I feel like I turned a corner a couple of weeks ago in my grief process. Light is returning to my eyes and I am not squinting as much any more.
I am acquainted enough with grief to know that I need not fear this condition. Isn’t it easy to be fearful when things are going well? Fear is lurking nearby, whispering it’s destructive message. “Yeah, but It won’t last.”
Anything good in my life will always be subject to this assault. Blessing, Hope, Prosperity, and Joy are more challenging to embrace than their counterparts. They only feel more dangerous because Fear is lying to me about their true character.
In some cases, the darkness can feel better or at least feels more familiar. The more accustomed I become to the dark places in my life, the more my eyes fear that initial pain of adjustment of coming out of a room with very little light into the bright sunshine.
The medical term for this in the physical experience is heliophobia, the fear of light. It manifests itself in panic and fear when exposed to light. It’s traumatic causes are many, but the base outcome is the same. It leaves the victim in a state of fear. And fear is never a desirable place to live.
I recall in times past where I distrusted people who seemed to have it together. My judgement of them took the condescending tone that they probably aren’t being real or authentic or must be living in some kind of bubble.
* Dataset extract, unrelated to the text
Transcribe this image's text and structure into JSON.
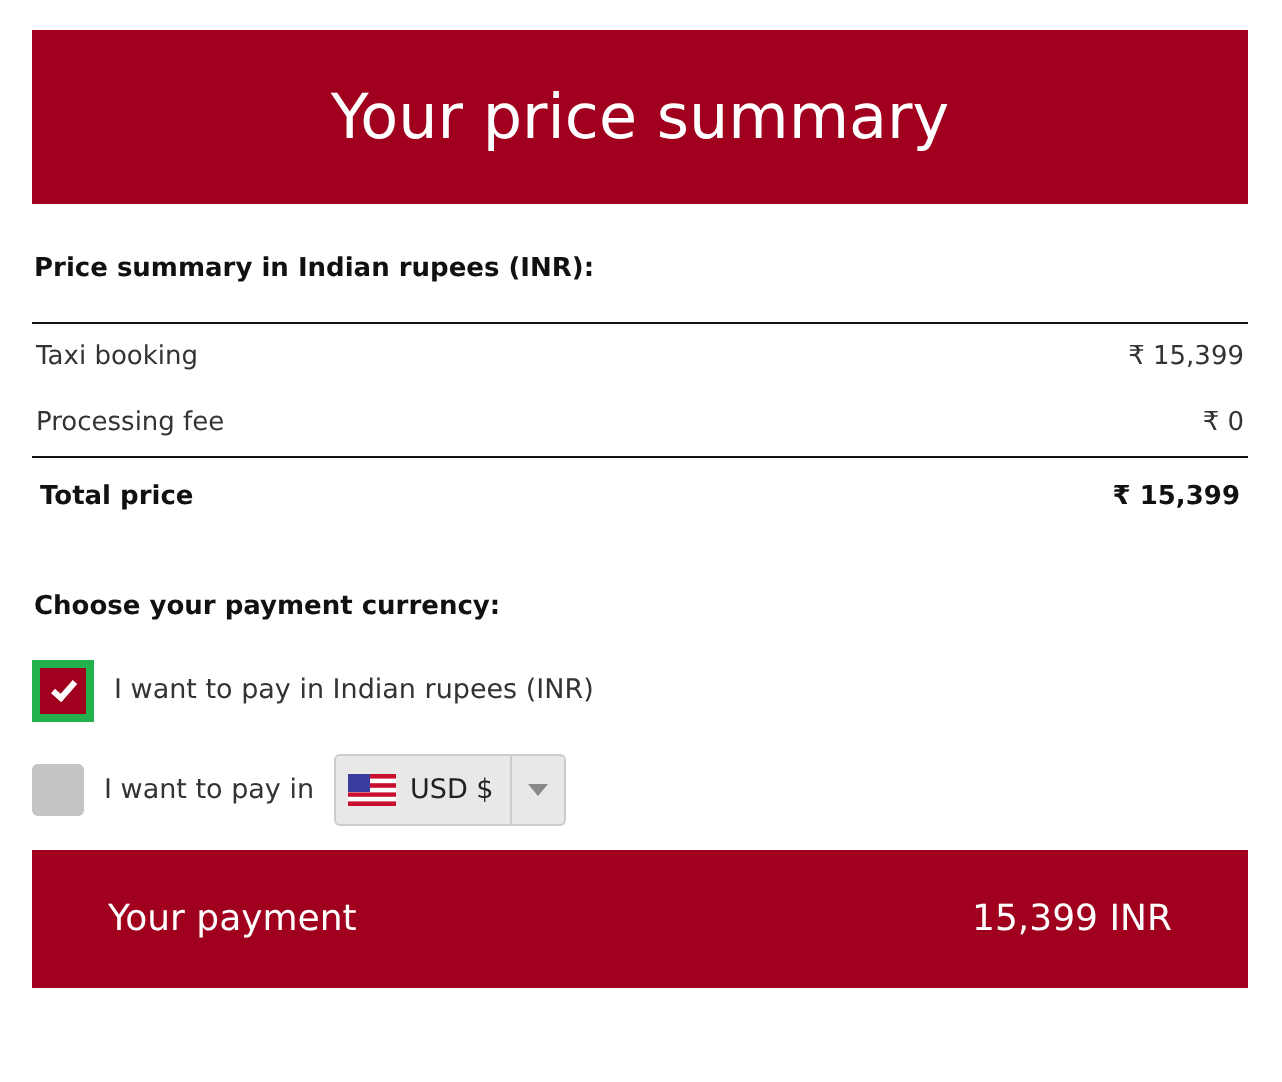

My fear of their light stemmed from the fact that I refused to believe that things could actually be better than what I am experiencing right now. So I must be right and they must be wrong.
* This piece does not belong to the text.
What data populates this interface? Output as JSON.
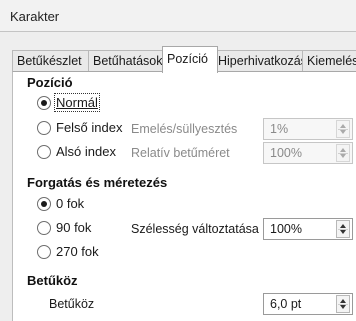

I’m happy to repent of that position now. I’ve come to embrace Grief for a season as a necessary portion of Life. But it’s not a place that I want to live. I will visit from time to time when invited back there, but the Light is where I choose to dwell and be awake. I see better as a result. And when I see better, I make better choice. And better choices lead to better relationships. On and on it goes.
Light has powerful healing properties and by faith I will rest in my belief that when the night begins to surround me again, tomorrow will eventually come. The sun will rise. I will feel its warmth. I will see clearly once again.